Ath, le 23 décembre 2003

Rappelons que le subside couvrait l’organisation de trois missions au NCM, Conservatoire National de Musique de Palestine. Il s’agissait d’une mission d’enseignement du violon, d’une mission d’enseignement et réparation d’instruments à cordes et d’une mission d’enseignement du réglage et de l’accord du piano.

I . Mission de Daniel Glineur , professeur de violon, 7-23 octobre

Descriptif des activités et du fonctionnement du Conservatoire de Palestine.

Le Conservatoire de Palestine a été constitué voici dix ans.
Il présente trois orientations d’activités.

- des cours de musique orientale jouée sur instruments traditionnels
( Canoun, oud, flûte , etc )

- Des cours de solfège et de pratique instrumentale classique
( piano, flûte, violon, etc )

- L’organisation de concerts prestigieux avec des artistes de réputation internationale ( Daniel BARENBOIM, Markus STOCKHAUSEN, et l’ensemble belge ICTUS par exemple)

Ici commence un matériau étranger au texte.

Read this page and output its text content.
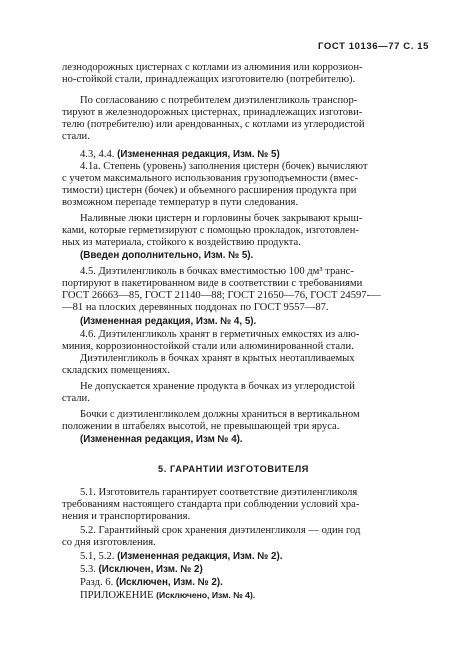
ГОСТ 10136—77 С. 15
лезнодорожных цистернах с котлами из алюминия или коррозион-
но-стойкой стали, принадлежащих изготовителю (потребителю).
По согласованию с потребителем диэтиленгликоль транспор-
тируют в железнодорожных цистернах, принадлежащих изготови-
телю (потребителю) или арендованных, с котлами из углеродистой
стали.
4.3, 4.4. (Измененная редакция, Изм. № 5)
4.1а. Степень (уровень) заполнения цистерн (бочек) вычисляют
с учетом максимального использования грузоподъемности (вмес-
тимости) цистерн (бочек) и объемного расширения продукта при
возможном перепаде температур в пути следования.
Наливные люки цистерн и горловины бочек закрывают крыш-
ками, которые герметизируют с помощью прокладок, изготовлен-
ных из материала, стойкого к воздействию продукта.
(Введен дополнительно, Изм. № 5).
4.5. Диэтиленгликоль в бочках вместимостью 100 дм³ транс-
портируют в пакетированном виде в соответствии с требованиями
ГОСТ 26663—85, ГОСТ 21140—88; ГОСТ 21650—76, ГОСТ 24597-—
—81 на плоских деревянных поддонах по ГОСТ 9557—87.
(Измененная редакция, Изм. № 4, 5).
4.6. Диэтиленгликоль хранят в герметичных емкостях из алю-
миния, коррозионностойкой стали или алюминированной стали.
Диэтиленгликоль в бочках хранят в крытых неотапливаемых
складских помещениях.
Не допускается хранение продукта в бочках из углеродистой
стали.
Бочки с диэтиленгликолем должны храниться в вертикальном
положении в штабелях высотой, не превышающей три яруса.
(Измененная редакция, Изм № 4).
5. ГАРАНТИИ ИЗГОТОВИТЕЛЯ
5.1. Изготовитель гарантирует соответствие диэтиленгликоля
требованиям настоящего стандарта при соблюдении условий хра-
нения и транспортирования.
5.2. Гарантийный срок хранения диэтиленгликоля — один год
со дня изготовления.
5.1, 5.2. (Измененная редакция, Изм. № 2).
5.3. (Исключен, Изм. № 2)
Разд. 6. (Исключен, Изм. № 2).
ПРИЛОЖЕНИЕ (Исключено, Изм. № 4).
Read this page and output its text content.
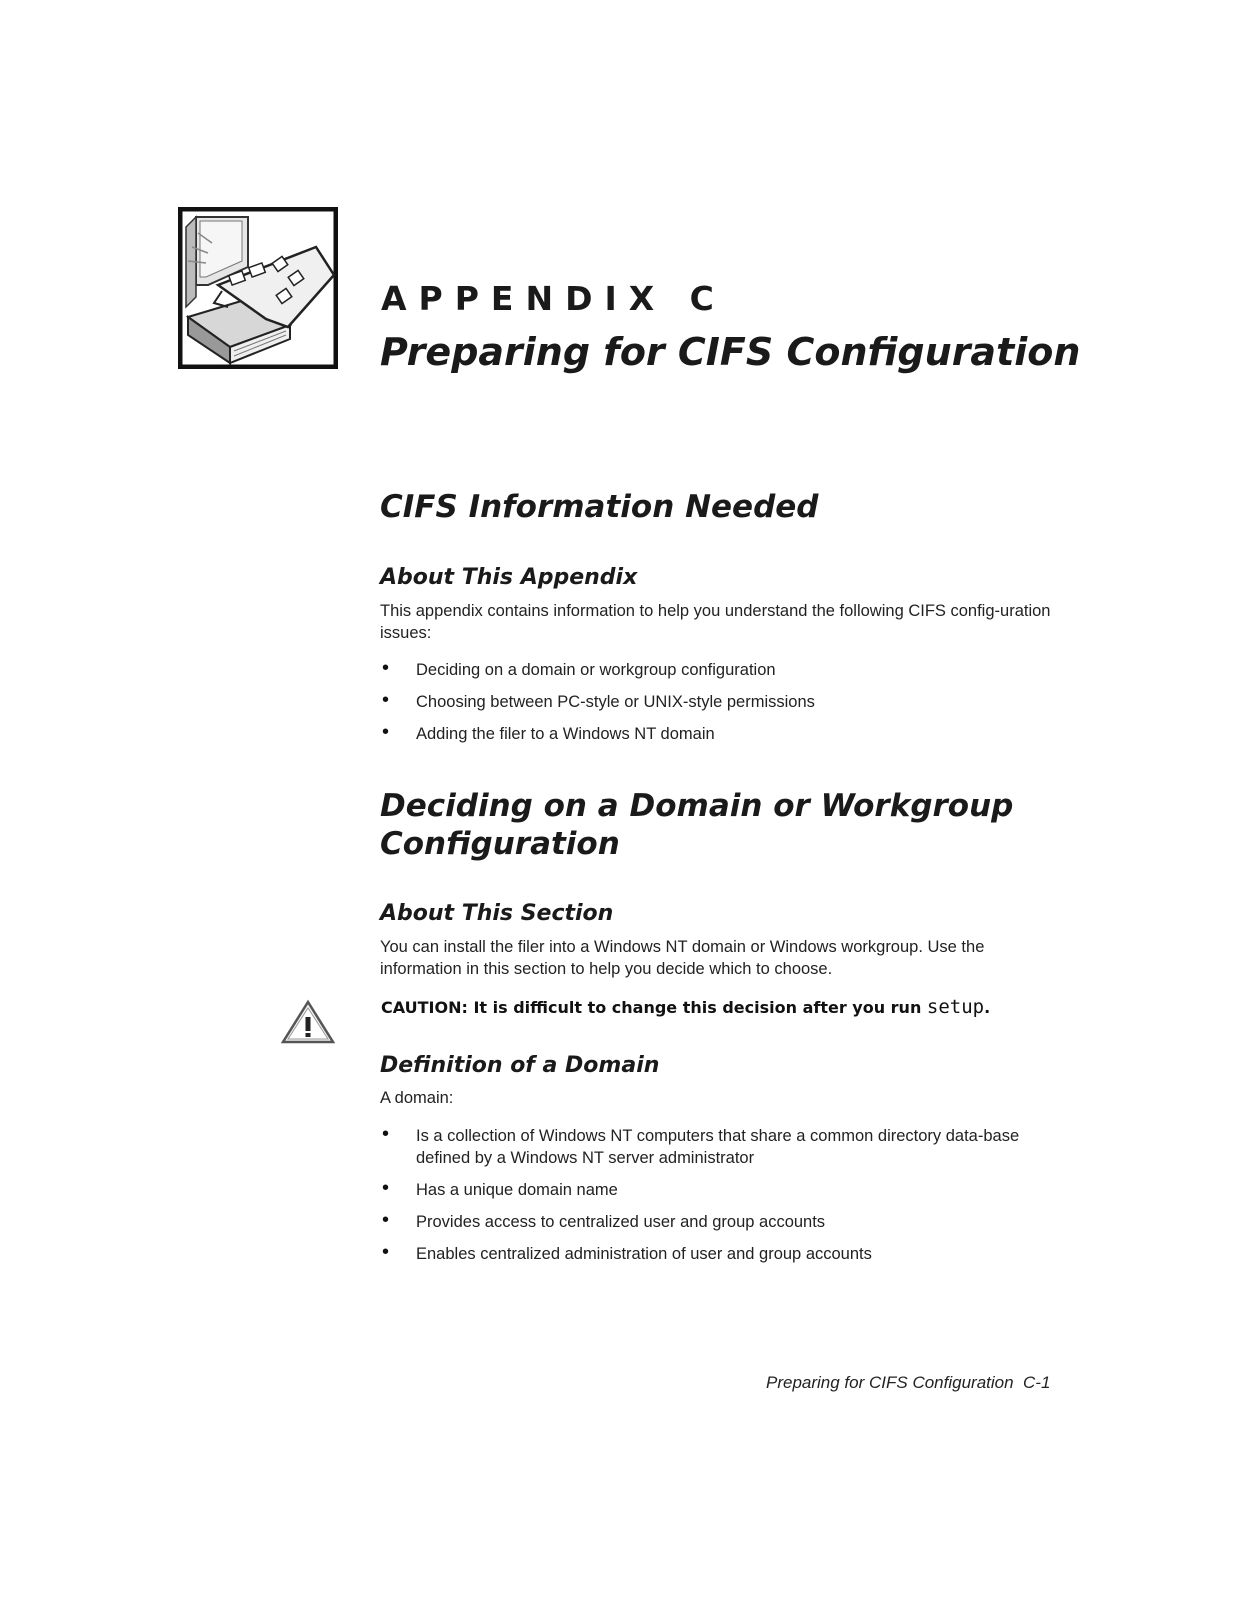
APPENDIX C
Preparing for CIFS Configuration
CIFS Information Needed
About This Appendix
This appendix contains information to help you understand the following CIFS config-uration issues:
• Deciding on a domain or workgroup configuration
• Choosing between PC-style or UNIX-style permissions
• Adding the filer to a Windows NT domain
Deciding on a Domain or Workgroup
Configuration
About This Section
You can install the filer into a Windows NT domain or Windows workgroup. Use the information in this section to help you decide which to choose.
CAUTION: It is difficult to change this decision after you run setup.
Definition of a Domain
A domain:
• Is a collection of Windows NT computers that share a common directory data-base defined by a Windows NT server administrator
• Has a unique domain name
• Provides access to centralized user and group accounts
• Enables centralized administration of user and group accounts
Preparing for CIFS Configuration  C-1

Le Conservatoire est soutenu moralement et financièrement par différentes personnalités et institutions ou fondations palestiniennes et étrangères.
Actuellement, ce conservatoire répartit ses activités sur trois implantations : celles de Jérusalem, Ramallah et Bethléem.
Le contexte politique a obligé le Conservatoire à refuser l’aide au demeurant extrêmement rare de musiciens ou professeurs israéliens pourtant si nombreux et si proches géographiquement au profit de coopérants pédagogiques européens.

Aspects pratiques

J’ai été particulièrement bien accueilli par le Conservatoire de Palestine. A ma descente d’avion, un taxi venu de Jérusalem m’attendait. Idem au retour !
Tous mes déplacements à Bethléem étaient assurés par des taxis affrétés par le Conservatoire.
J’étais logé dans ce grand bâtiment « Y W CA » ( Young Women Catholic Association ) qui abrite à la fois un hôtel, les locaux du Conservatoire et une école professionnelle.
Résidant à Jérusalem Est et me déplaçant uniquement à pieds, je n’ai jamais vécu la moindre situation d’insécurité.

Les cours et les élèves

Dès mon arrivée à Jérusalem, le mardi 7 octobre, j’ai pris contact directement avec les élèves violonistes.
Les cours ont été dispensés quotidiennement sauf le dimanche et le lundi. J’ai, suivant les directives de Suhail KHOURY, le Directeur du Conservatoire, consacré une ½ heure hebdomadaire à chacun.
Une moitié de mon horaire était réservée au Conservatoire à Jérusalem, l’autre moitié à Bethléem. Les superbes dépendances de l’église luthérienne de Bethléem accueillent les activités du Conservatoire. Les pierres blanches qui composent les salles de travail apportent une lumière et une atmosphère très propices à une étude artistique.
Les élèves sont dans leur grande majorité des enfants de 8 à 13 ans, débutants de première ou de deuxième année. Ils sont palestiniens, en grande majorité chrétiens, provenant de Jérusalem et des environs ou de Bethléem. Tous reçoivent une éducation de bon niveau, souvent dans des collèges catholiques. Certains d’entre eux doivent affronter avec courage les aléas de la vie dans la région : les difficultés de déplacement liées aux check points , aux contrôles de police , à la construction du mur qui encercle progressivement la Cisjordanie(ville d’Abu Dis par exemple ).
Ces étudiants se sont montrés très attentifs, calmes, concentrés et disposés à s’investir et à progresser dans leur apprentissage instrumental.
Malheureusement, tout est à faire !
Les conditions de vie et le contexte politique ne facilitent rien. Rien de comparable avec les jeunes israéliens qui, à quelques kilomètres , vivent une réalité musicale toute autre ( niveau particulièrement élevé et traditions musicales classiques profondément ancrées )
Sur les 25 élèves, seuls 4 se situent à un niveau avancé ce qui m’a permis d’aborder un répertoire un peu plus élaboré (concertos de Vivaldi et pièces pour ensemble de violons )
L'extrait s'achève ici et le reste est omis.